Lifting the printElement function into the list functor, getting a list of IO actions back and sequencing this list. That is more intuitive to read than what I used to do with the 'unwords' and 'unlines' functions in similar cases.

I do functorial lifting every day, but although I knew of the sequence function, I never found a use case. Until this puzzle came along. :-) Using sequence in similar cases is the lesson I learned here. :-)

But wait!

The sequence function takes a list of IO actions, one for each element of the spiral. So there's a list of size n² in memory! :-)

The logic of the element function is O(1), the printing function is not.
So, at first, I'm doing it in good old C:

#include <stdio.h>
#include <math.h>

int element(int n, int x, int y) {
  int sqr = n*n;
  if (n%2 == 0) { // even
    if (y == 0) return sqr - 1 - x;
    if (x == n-1) return sqr - n - y;
    return element(n-1,x,y-1);
  } // odd:
  if (y == n-1) return sqr - n + x;
  if (x == 0) return sqr - n - (n - 1) + y;
  return element(n-1,x-1,y);
}

int main() {
  int n = 10;
  int len = ceil(log10(n*n-1));
  for (int y=0; y<n; y++){
    for (int x=0; x<n; x++) {
      printf("%*i ", len, element(n,x,y));
    }
    printf("\n");
  }
}

What was most fun to learn for me, here, was a failure regarding the problem. :-D

[Heiko Dudzus]

Instead of functorial lifting into the list (resulting in O( n² )) I use the loop function iterateUntilM to iterate the slightly modified printElement function until the spiral is printed: O(1)

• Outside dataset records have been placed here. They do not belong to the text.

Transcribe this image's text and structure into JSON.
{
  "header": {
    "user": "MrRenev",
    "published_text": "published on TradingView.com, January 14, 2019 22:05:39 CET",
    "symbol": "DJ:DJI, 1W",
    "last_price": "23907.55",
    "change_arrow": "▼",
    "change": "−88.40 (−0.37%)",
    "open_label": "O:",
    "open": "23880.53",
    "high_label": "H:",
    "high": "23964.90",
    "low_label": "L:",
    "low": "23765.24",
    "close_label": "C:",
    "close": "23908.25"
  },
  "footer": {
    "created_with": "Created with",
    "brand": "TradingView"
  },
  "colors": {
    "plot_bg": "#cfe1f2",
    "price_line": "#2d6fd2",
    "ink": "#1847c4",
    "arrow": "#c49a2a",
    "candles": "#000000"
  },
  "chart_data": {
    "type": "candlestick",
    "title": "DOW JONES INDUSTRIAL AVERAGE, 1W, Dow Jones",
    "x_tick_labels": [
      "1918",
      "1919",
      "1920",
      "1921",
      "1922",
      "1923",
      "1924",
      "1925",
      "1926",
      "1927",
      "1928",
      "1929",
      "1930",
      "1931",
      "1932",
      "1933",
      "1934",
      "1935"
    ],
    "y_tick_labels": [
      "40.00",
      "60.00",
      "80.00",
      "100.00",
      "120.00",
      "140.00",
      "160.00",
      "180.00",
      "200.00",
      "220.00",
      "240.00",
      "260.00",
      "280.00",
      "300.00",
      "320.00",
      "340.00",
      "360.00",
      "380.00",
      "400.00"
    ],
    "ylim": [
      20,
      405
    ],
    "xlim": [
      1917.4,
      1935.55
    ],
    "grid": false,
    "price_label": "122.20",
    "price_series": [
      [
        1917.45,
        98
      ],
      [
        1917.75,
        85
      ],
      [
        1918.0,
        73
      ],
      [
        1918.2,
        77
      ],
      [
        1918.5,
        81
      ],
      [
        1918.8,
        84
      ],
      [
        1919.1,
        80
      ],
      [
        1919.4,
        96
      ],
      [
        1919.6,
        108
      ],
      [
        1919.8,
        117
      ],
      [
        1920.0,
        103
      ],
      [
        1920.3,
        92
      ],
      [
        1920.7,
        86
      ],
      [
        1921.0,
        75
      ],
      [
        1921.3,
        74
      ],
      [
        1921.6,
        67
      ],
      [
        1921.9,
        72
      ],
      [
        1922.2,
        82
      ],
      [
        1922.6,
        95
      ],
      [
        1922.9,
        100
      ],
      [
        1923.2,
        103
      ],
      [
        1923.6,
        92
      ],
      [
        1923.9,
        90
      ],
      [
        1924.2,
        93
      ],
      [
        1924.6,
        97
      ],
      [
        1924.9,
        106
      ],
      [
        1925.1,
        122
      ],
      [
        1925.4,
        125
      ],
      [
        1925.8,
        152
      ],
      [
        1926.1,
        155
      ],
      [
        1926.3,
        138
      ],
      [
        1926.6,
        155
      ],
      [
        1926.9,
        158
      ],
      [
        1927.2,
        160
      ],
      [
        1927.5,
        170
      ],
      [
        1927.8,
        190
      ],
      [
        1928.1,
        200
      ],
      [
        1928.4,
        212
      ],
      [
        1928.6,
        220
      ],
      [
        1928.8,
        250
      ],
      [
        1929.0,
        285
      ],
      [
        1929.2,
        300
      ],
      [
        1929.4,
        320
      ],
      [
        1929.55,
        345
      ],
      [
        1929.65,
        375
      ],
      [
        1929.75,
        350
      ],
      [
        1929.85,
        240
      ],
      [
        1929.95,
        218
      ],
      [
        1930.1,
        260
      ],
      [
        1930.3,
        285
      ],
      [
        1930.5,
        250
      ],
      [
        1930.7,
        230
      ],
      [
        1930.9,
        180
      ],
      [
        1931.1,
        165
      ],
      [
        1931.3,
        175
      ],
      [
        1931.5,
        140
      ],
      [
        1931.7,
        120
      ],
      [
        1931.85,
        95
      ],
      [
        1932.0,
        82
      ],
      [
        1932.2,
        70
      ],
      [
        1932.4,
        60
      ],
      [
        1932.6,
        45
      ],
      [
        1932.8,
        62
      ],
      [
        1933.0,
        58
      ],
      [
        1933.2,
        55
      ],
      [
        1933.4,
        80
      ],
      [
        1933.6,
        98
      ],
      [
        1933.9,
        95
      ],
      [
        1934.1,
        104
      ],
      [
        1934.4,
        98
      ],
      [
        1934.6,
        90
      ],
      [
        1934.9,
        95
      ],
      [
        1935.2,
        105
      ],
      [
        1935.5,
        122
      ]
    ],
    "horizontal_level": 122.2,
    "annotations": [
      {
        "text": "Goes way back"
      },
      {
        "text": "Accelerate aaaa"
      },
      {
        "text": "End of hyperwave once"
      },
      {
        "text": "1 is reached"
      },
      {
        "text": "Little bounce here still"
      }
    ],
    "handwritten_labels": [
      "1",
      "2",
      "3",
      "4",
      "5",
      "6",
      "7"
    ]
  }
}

import Text.Printf (printf)
import Control.Monad.Loops (iterateUntilM)

type Size = Int
type Row = Int
type Column = Int
type Counter = Int

element :: Size -> Row -> Column -> Int
element n row col
  | even n && row == 0   = sqr - 1 - col
  | even n && col == n-1 = sqr - n - row
  | even n               = element (n-1) (row-1) col
  | odd n && row == n-1  = sqr - n + col
  | odd n && col == 0    = sqr - n - (n-1) + row
  | otherwise            = element (n-1) row (col-1)
  where sqr = n^2

printElement :: Size -> Counter -> IO Counter
printElement n counter =
  printf ("%*v" ++ end) len (element n row col) >> return (counter+1)
  where len = (length . show) (n^2-1)
        end = if col == n-1 then "\n" else " "
        (row,col) = quotRem counter n

printSpiral n = iterateUntilM (>=n^2) (printElement n) 0 >> return ()

main = printSpiral 10

In the printElement function, elements are indexed by a counter from 0 to n² - 1, their position in the spiral can be derived from the index by division modulo n: (row,col) = quotRem counter n.